The breathing exercise is known as High-Resistance Inspiratory Muscle Strength Training (IMST); patients use a handheld device that makes breathing more strenuous by providing resistance, like a straw with reverse suction. It was created as a therapy for patients with critical respiratory disease to help add strength to their breathing muscles.
"There are a lot of lifestyle strategies that we know can help people maintain cardiovascular health as they age. But the reality is, they take a lot of time and effort and can be expensive and hard for some people to access," said lead study author Daniel Craighead, an assistant research professor in the Department of Integrative Physiology at Colorado University Boulder. "IMST can be done in five minutes in your own home while you watch TV."
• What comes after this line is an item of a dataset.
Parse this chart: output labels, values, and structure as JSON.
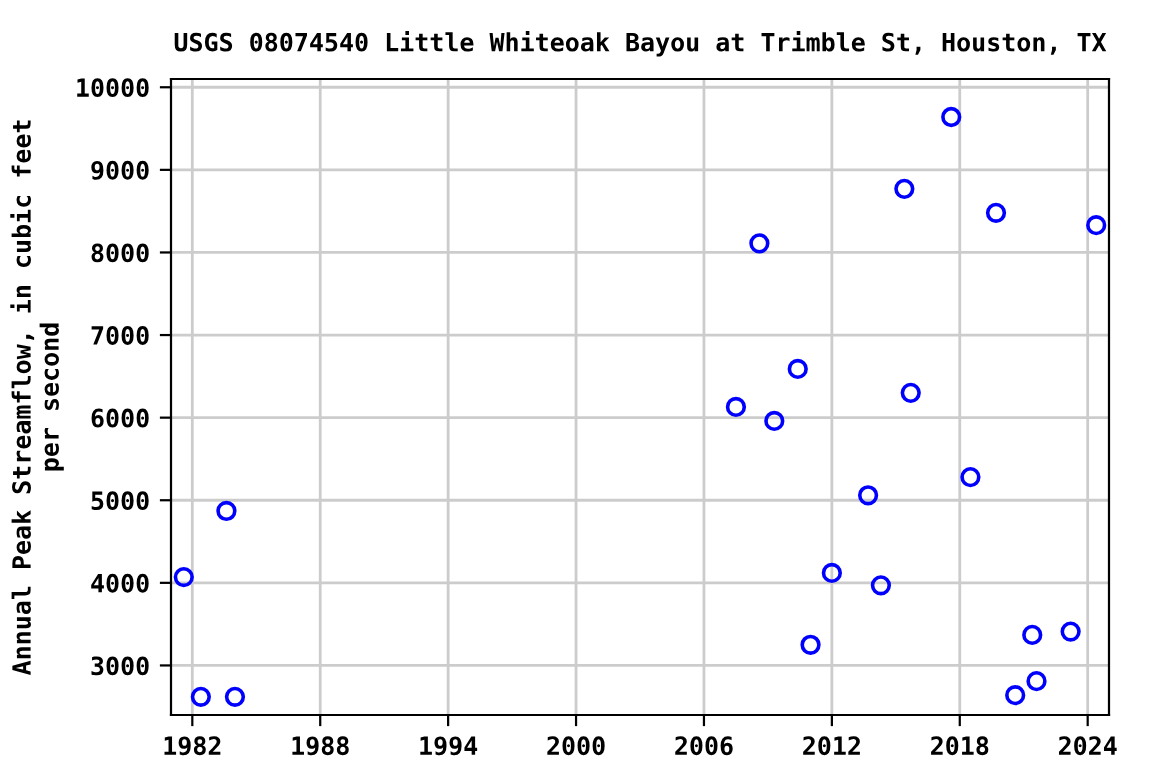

Craighead and colleagues have tested various IMST protocols; the original advised patients to use the device for 30 minutes per day. In this study, 36 adults that were healthy, aside from above normal systolic blood pressure, did either a placebo protocol with low resistance, or High-Resistance IMST for six weeks.
The individuals that did IMST had an average reduction in their systolic blood pressure of nine points, which is equivalent to what's observed when patients walk for half an hour a day, five days a week, or, some blood pressure drugs. Their vascular endothelial function improved by 45 percent, markers of oxidative stress were lower, and there was some improvement in their naturally declining nitric oxide levels.
The IMST group even maintained their lower blood pressures without keeping up the exercise. "We found that not only is it more time-efficient than traditional exercise programs, the benefits may be longer lasting," Craighead said.
This study was small, but a follow-up is planned that will recruit about 100 people and test IMST against cardiovascular exercise. Postmenopausal women in particular might benefit from IMST. Studies have suggested that exercise programs aren't as beneficial for postmenopausal women as they are for older men, but IMST seems to be just as good for older women as men.
The researchers are also developing an IMST app that can be used by people at home along with devices that are on the market. They cautioned that anyone considering the therapy should consult with their doctor first.
"It's easy to do, it doesn't take long, and we think it has a lot of potential to help a lot of people," said Craighead.